Robin Hepworth, the fund's manager, is willing to invest this fund quite differently to its peers to concentrate on the areas where he sees value. The fund is currently biased to higher-risk Asian markets, where he believes companies with sustainable qualities are being overlooked by other investors, and Europe where companies could benefit from the region’s improving political outlook.
The fund produced a return ahead of its benchmark over the past year. Although long-term returns have been strong, the fund has largely underperformed the broader global stock market since 2010.
This is an investment-grade corporate bond fund using a ‘lighter green’ approach. The manager seeks companies aiming to make a positive impact, as well as excluding those in industries such as alcohol, gambling and pornography.
The main attraction of this fund is that it is managed by the experienced Eric Holt and his team. They are willing to look for opportunities off the beaten track, in areas under-researched by other investors. The fund is currently biased towards bonds issued by financial companies and those that provide the bondholder a claim on the company’s assets in the event it's unable to repay its debts.
The fund outperformed its benchmark over the past year. Recent purchases include bonds issued by social housing association London & Quadrant and United Utilities, the water company. Please note the fund also invests in higher-risk high yield bonds.

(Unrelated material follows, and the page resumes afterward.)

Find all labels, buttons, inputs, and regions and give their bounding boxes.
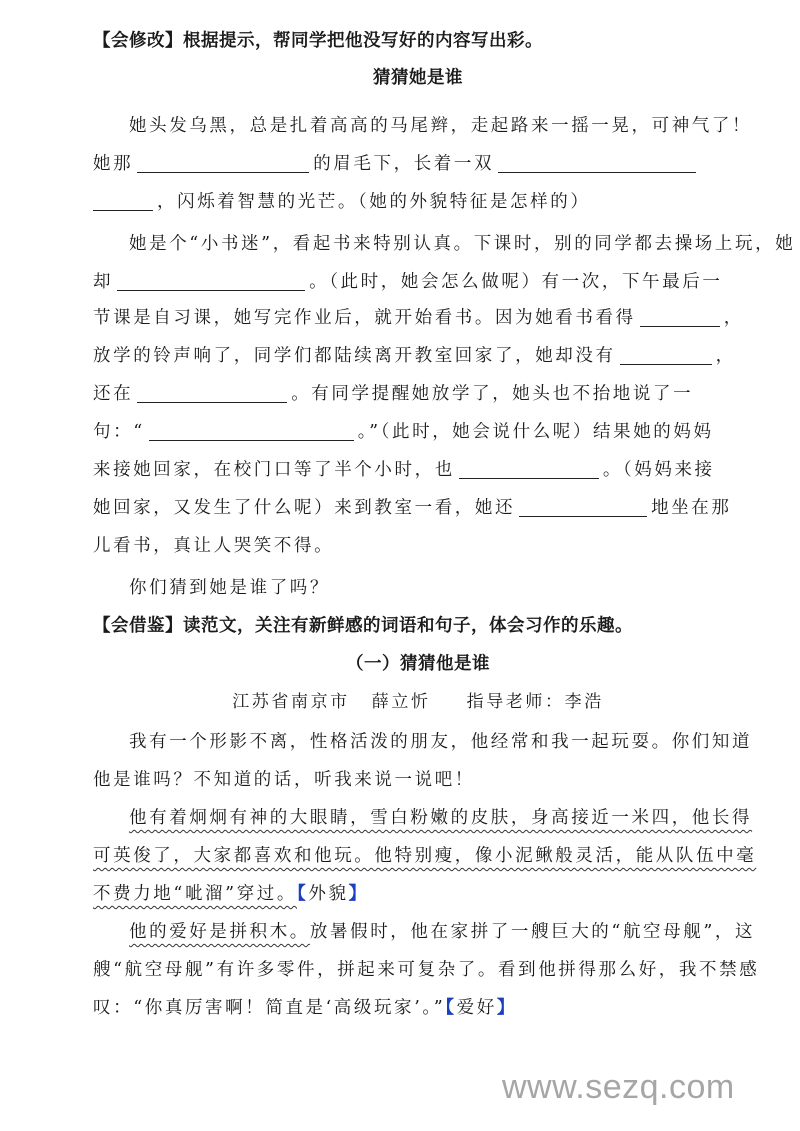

This fund invests in shares and bonds issued by UK companies of all sizes with the aim to generate an attractive level of income. We consider it to have a ‘dark green’ approach.
Catherine Stanley combines her views on the economy and individual businesses to build a portfolio capable of generating income over the long term. Companies that derive a significant proportion of their income from gambling, pornography, tobacco or weapons are omitted from her investment universe.
Our analysis suggests the fund’s bias towards higher-risk small and medium-sized companies has helped performance, but the fund has only marginally outperformed the broader UK stock market over the manager’s 9-year tenure.
Please note the research updates are not personal recommendations to trade. If you are unsure of the suitability of an investment for your circumstances please seek advice. Remember all investments can fall as well as rise in value so investors could get back less than they invest.